L’Inter prende posizione con un comunicato ufficiale sulla reazione della Curva Nord in relazione alla notizia dell’uccisione dello storico capo Vittorio Boiocchi. In particolare gli episodi di violenza verbale e fisica nei confronti di quei tifosi costretti a svuotare tutti i settori del secondo anello verde in omaggio all’ultrà scomparso. “FC Internazionale Milano condanna con fermezza qualsiasi episodio di coercizione avvenuto sabato sera al secondo anello verde dello stadio di San Siro. Il Club che in ogni sede lotta contro ogni tipo di violenza, ribadisce i valori essenziali di fratellanza, inclusione e antidiscriminazione – ed esprime la sua totale solidarietà nei confronti di quei tifosi che sono stati costretti a rinunciare a ciò che tengono di più: l’amore e la passione per l’Inter. ll Club – che si adopera ogni anno per rafforzare il presidio di sicurezza e di sorveglianza all’interno dello stadio – ribadisce nuovamente la sua totale collaborazione con le Forze dell’Ordine per assicurare la tutela dei diritti dei propri tifosi”.

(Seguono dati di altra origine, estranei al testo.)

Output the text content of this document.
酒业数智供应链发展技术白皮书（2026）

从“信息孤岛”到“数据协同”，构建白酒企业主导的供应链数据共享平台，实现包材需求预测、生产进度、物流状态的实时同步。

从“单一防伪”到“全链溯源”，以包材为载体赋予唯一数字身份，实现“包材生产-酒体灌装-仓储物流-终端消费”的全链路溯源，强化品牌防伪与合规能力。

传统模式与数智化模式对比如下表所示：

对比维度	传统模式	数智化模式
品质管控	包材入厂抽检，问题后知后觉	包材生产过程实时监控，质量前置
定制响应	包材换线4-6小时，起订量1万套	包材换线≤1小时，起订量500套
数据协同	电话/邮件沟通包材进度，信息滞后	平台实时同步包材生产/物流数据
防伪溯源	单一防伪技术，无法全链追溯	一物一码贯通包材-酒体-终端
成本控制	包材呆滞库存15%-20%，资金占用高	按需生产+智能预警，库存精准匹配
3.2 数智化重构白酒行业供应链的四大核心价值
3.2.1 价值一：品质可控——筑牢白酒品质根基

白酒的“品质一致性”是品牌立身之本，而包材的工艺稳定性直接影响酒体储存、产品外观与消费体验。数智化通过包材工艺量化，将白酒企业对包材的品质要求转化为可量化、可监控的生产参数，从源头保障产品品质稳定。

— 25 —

Tifoso calabrese partito dalla provincia di Cosenza

Tifoso calabrese partito dalla provincia di Cosenza

Tra i tifosi che hanno dovuto lasciare lo stadio c’era anche un tifoso calabrese, arrivato dalla provincia di Cosenza insieme alla moglie e al figlio di 14 anni. La testimonianza da Non è un paese per giovani condotto da Tommaso Labate e Massimo Cervelli su Rai Radio 2. Il tifoso cosentino si chiama Antonio: “Ero con mia moglie e mio figlio in curva – spiega Antonio – Siamo partiti dalla Calabria perché sono un grande tifoso interista. Quando è iniziata la partita la curva era in silenzio, ma noi non capivamo perché. Dopodiché tra la fine del primo tempo e l’inizio del secondo gli ultras ci hanno chiesto di uscire. Ho cercato di spiegare loro che ero arrivato dalla Calabria, ma non c’è stato nulla da fare. Siamo stati minacciati, si sono comportati in manera aggressiva. Alcuni hanno protestato, anche io l’ho fatto poi per tutelare mia moglie e mio figlio sono andato via. Sono andato in un altro settore, ma non ho visto praticamente nulla perché i posti erano tutti occupati”.